1. The Australian economy is on shakey ground and even RBA governor Glenn Stevens admits it. In a roundabout way, though, “observing” that it wouldn’t hurt for some other sectors of the economy to channel the “animal spirits” driving the housing market. Stevens said it wasn’t good enough for businesses to think about investing – they actually have to do it, and that the RBA didn’t expect consumption to grow a whole lot faster than incomes. All of which means don’t expect a rate rise any time soon.
2. The Aussie dollar didn’t seem to notice all this, however. It’s at 0.8727, confounding the RBA’s obvious disquiet.
3. And on the ASX, after another down day on the physical yesterday, futures traders took the December SPI 200 up 16 points overnight to 5,429. Our market is marching to the beat of its own – bank and miner induced – drum, so the battle will be on between offshore positivity with a huge crash in iron ore.
4. About that crash. It was a beauty, $3 overnight. While the November delivery of the 62% Fe, CFR China Swap Future was down 64 cents a tonne to $74.91, the December 2014 contract fell $3.02 to $70.94. And the December 2016 contract dipped $5.88 a tonne to $64.50 – that’s close to Fortecue’s cost of production.
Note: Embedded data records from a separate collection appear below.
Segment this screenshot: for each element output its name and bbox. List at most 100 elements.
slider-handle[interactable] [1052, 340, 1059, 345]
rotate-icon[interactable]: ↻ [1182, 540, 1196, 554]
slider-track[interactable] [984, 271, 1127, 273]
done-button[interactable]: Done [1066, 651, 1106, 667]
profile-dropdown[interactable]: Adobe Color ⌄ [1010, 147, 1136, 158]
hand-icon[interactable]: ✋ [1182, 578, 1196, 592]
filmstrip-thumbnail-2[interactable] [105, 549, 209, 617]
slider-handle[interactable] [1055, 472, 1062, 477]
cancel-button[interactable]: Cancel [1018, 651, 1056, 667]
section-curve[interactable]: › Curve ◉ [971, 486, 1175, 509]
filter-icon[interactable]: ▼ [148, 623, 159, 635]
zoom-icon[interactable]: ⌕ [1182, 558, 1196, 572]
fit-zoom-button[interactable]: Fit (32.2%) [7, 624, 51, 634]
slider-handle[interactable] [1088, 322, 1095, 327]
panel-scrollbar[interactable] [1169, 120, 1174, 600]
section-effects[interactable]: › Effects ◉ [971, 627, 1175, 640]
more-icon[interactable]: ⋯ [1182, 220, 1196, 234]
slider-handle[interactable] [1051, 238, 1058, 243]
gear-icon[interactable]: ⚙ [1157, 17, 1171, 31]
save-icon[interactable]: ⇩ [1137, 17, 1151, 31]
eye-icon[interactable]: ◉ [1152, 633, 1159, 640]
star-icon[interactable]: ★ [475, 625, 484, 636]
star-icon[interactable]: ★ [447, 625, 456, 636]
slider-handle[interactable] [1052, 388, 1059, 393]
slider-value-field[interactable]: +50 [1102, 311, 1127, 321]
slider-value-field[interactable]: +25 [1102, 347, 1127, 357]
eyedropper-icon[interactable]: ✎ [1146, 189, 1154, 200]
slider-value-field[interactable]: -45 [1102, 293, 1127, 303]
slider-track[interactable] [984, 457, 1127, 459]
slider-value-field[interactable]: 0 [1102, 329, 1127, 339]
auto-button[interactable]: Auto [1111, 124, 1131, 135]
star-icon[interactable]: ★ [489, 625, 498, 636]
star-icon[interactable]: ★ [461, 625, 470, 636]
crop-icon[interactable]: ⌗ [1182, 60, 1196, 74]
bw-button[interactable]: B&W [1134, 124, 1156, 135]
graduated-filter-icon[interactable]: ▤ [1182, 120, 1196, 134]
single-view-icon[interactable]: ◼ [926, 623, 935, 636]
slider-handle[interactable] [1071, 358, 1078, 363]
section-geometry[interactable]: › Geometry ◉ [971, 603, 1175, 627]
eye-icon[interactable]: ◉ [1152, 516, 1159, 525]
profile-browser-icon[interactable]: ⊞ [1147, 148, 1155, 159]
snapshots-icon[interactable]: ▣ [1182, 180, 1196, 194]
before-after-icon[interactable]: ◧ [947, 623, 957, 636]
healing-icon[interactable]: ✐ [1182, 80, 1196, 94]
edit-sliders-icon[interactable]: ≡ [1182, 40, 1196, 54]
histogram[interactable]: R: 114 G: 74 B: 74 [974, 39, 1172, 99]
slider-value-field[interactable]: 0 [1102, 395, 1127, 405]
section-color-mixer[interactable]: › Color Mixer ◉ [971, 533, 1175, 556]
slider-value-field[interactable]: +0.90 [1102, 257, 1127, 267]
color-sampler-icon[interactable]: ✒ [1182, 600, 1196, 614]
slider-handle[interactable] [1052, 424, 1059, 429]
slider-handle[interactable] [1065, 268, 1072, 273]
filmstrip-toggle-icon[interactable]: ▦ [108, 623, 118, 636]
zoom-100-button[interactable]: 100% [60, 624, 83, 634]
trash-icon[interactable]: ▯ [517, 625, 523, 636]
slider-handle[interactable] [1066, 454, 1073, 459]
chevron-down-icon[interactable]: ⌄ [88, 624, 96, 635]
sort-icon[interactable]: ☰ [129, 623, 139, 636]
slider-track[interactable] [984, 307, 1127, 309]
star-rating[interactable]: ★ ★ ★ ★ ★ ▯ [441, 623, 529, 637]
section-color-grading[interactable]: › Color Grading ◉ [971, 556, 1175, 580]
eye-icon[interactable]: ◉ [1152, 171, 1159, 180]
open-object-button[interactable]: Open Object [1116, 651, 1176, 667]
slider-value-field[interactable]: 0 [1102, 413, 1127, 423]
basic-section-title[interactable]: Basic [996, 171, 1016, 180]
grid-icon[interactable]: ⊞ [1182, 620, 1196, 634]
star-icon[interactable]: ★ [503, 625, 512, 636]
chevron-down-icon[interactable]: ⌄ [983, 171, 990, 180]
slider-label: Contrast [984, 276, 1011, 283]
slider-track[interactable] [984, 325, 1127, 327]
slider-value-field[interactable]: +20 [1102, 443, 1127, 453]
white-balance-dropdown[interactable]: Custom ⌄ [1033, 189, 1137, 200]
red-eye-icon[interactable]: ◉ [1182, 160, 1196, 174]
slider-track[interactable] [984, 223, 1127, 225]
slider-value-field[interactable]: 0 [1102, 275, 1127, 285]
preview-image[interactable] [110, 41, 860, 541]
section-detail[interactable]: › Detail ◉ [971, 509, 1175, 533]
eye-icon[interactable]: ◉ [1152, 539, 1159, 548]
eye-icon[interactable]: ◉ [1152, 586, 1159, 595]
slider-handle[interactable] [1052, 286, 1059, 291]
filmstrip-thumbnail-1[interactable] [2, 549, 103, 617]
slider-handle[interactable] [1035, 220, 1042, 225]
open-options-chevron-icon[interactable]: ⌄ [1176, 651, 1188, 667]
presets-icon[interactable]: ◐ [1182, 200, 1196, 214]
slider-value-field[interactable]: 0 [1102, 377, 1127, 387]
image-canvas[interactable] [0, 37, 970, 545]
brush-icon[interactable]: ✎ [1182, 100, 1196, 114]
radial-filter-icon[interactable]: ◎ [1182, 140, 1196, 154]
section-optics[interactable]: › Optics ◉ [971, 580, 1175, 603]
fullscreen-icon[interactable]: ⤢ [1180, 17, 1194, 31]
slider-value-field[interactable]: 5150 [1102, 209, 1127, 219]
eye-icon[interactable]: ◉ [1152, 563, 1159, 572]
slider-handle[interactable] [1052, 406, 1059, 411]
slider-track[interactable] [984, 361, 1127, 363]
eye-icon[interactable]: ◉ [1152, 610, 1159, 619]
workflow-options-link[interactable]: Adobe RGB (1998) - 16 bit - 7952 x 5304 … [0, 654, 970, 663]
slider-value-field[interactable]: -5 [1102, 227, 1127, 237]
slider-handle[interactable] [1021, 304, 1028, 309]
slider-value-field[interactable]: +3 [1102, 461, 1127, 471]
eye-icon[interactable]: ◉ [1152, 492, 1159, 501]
That’s an ouch for the smaller miners, and a sharp intake of breath for Joe Hockey’s budget bottom line.
5. Turning to Asia, it was all about Japan for the second day in a row as Prime Minister Abe called a speculative early election and delayed the sales tax increase for 18 months as he seeks to hold onto power. Parliament is to be dissolved at the end of this week which is less than halfway through Abe’s four-year term. The move highlights how bad things might be getting in Japan and the fact that Abe wants to get ahead of the crunch. But here’s BI US’s Mike Bird on how the West can only dream of what it means to “fail” in Japan.
6. Technology made the world a better place last night, in three ways. Comet-chaser Rosetta sent back samples from 67P that all but proved life could exist on other planets. Samsung said it really would release this bendy phone next year:
7. Uber is on the nose. Unfortunately, because it’s an amazing service. But the ride-sharing juggernaut is making headlines for all the wrong reasons and really needs to get to work on its public image, stat. Most recently, SVP Emil Michael mouthed off at a dinner in New York, suggesting Uber should spend a “million dollars”, researching the personal lives of journalists critical of the company. Buzzfeed editor Ben Smith wrote that the general manager of Uber NYC accessed the Uber profile of one of their reporters, showing where she’d been and when. All the privacy alarm bells are now ringing.
8. All the air traffic at a glance. Here’s an amazing visualisation of all the Transatlantic traffic over a 24 hour period. That’s 2,524 flights crossing the North Atlantic, in one day, and it’s spectacular.
9. The trouble with golf. There was a time when it seemed every ambitious wannabe exec spent their first months’ salary on lessons and the latest Pings in case they got the call-up for a round with the boss. These days it’s all lycra and BPMs. But if your CEO still plays golf, here’s the stats you might not want to see – FORE! An analysis of CEO shirking, is the brilliantly titled report that identifies a link between golfing CEOs and their underperforming companies. Or for an even bigger laugh, check out how little time Tiger Woods has for people who don’t take small ball – or Tiger Woods – seriously enough. Prat.
10. The Socceroos are struggling. Ange Postecoglou’s record as national coach is looking pretty dire after his team slipped to it eighth loss in 12 matches. Last night it was not their worst performance, but the Socceroos still needed rickety warhorse Tim Cahill to mark down its only goal in a 2-1 loss to Japan. News Corp has all the player ratings here, along with a new Australian record for autoplay videos in one post.